THE VAST OF NIGHT (2019)

I'm glad that I decided to spend an evening with this quiet, minimalist sci-fi film.  An Amazon Original, The Vast of Night is set in 1958 in the fictional town of Cayuga, New Mexico.  A switchboard operator and her disc jockey buddy are faced with a strange signal, a dismaying frequency that obstructs radio transmissions.  They labor to get to the bottom of it, and they do, but very little actually happens until we make it to the resolution.  By hook or by crook (or perhaps by gobbledygook), that isn't a bad thing.  I was so immersed in the arcane plot and nimble dialogue, that I wasn't nonplussed by the lack of action.

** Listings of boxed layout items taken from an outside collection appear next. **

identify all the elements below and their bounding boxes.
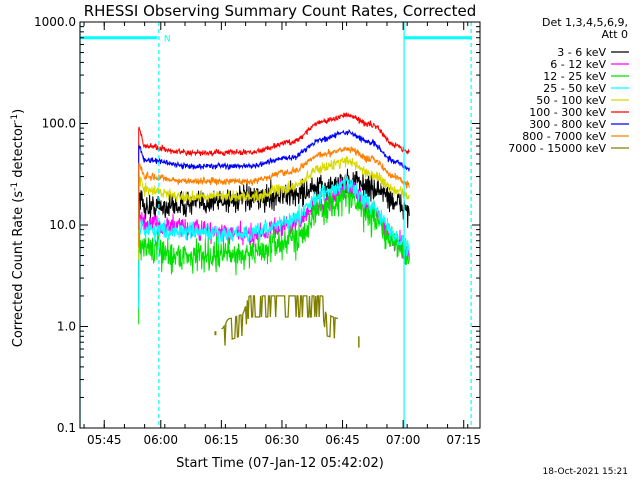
x-tick-label: 07:00 (386, 433, 421, 447)
series-layer (138, 112, 410, 348)
x-tick-label: 06:30 (265, 433, 300, 447)
night-marker-label: N (164, 35, 171, 45)
x-tick-label: 06:45 (325, 433, 360, 447)
series-25-50-kev-kev-line (138, 173, 410, 309)
series-100-300-kev-kev-line (138, 112, 410, 213)
series-800-7000-kev-kev-line (138, 146, 410, 248)
y-tick-label: 1.0 (57, 320, 76, 334)
y-axis: 1000.0 100.0 10.0 1.0 0.1 (34, 15, 480, 435)
legend-entry-label: 800 - 7000 keV (522, 130, 606, 143)
x-tick-label: 07:15 (446, 433, 481, 447)
legend-entry-label: 6 - 12 keV (550, 58, 606, 71)
legend-header-line2: Att 0 (602, 28, 628, 41)
x-tick-label: 06:15 (204, 433, 239, 447)
x-tick-label: 05:45 (87, 433, 122, 447)
timestamp: 18-Oct-2021 15:21 (543, 467, 628, 477)
y-tick-label: 100.0 (42, 117, 76, 131)
series-3-6-kev-kev-line (138, 168, 410, 279)
legend-entry-label: 25 - 50 keV (543, 82, 606, 95)
y-axis-label: Corrected Count Rate (s-1 detector-1) (10, 109, 26, 347)
series-50-100-kev-kev-line (138, 155, 410, 261)
y-tick-label: 0.1 (57, 421, 76, 435)
x-axis: 05:45 06:00 06:15 06:30 06:45 07:00 07:15 (83, 22, 481, 447)
legend-entry-label: 3 - 6 keV (557, 46, 606, 59)
x-tick-label: 06:00 (143, 433, 178, 447)
series-300-800-kev-kev-line (138, 128, 410, 230)
series-7000-15000-kev-kev-line (221, 295, 338, 346)
legend-entry-label: 300 - 800 keV (529, 118, 606, 131)
x-axis-label: Start Time (07-Jan-12 05:42:02) (176, 456, 384, 471)
chart-title: RHESSI Observing Summary Count Rates, Co… (84, 2, 477, 20)
y-tick-label: 1000.0 (34, 15, 76, 29)
legend-entry-label: 12 - 25 keV (543, 70, 606, 83)
legend-entry-label: 50 - 100 keV (536, 94, 606, 107)
legend-entry-label: 100 - 300 keV (529, 106, 606, 119)
legend-entry-label: 7000 - 15000 keV (508, 142, 606, 155)
y-tick-label: 10.0 (49, 218, 76, 232)
legend-header-line1: Det 1,3,4,5,6,9, (542, 16, 628, 29)
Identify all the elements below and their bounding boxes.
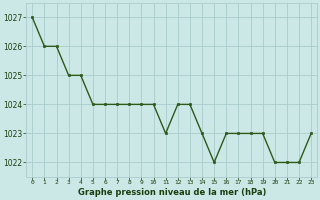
X-axis label: Graphe pression niveau de la mer (hPa): Graphe pression niveau de la mer (hPa) <box>77 188 266 197</box>
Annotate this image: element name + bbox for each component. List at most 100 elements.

First-time director Andrew Patterson must be a wunderkind.  Vast is visually sublime, especially those night-time exteriors.  The long takes are flipping brilliant.  I loved the "scene" where the camera roves around all of Cayuga.  Apparently, it was accomplished by sewing four shots together with CGI, but what do I care?  The cast is terrific.  Almost everything is terrific.  I'm raving, but this isn't a perfect picture.  The bits with the elderly woman feel pointless in hindsight.  She didn't add layers of intrigue to the storyline, and that's what the inclusion of her character seemed to promise.  Eh, you can't win 'em all.  You can watch The Vast of Night, though!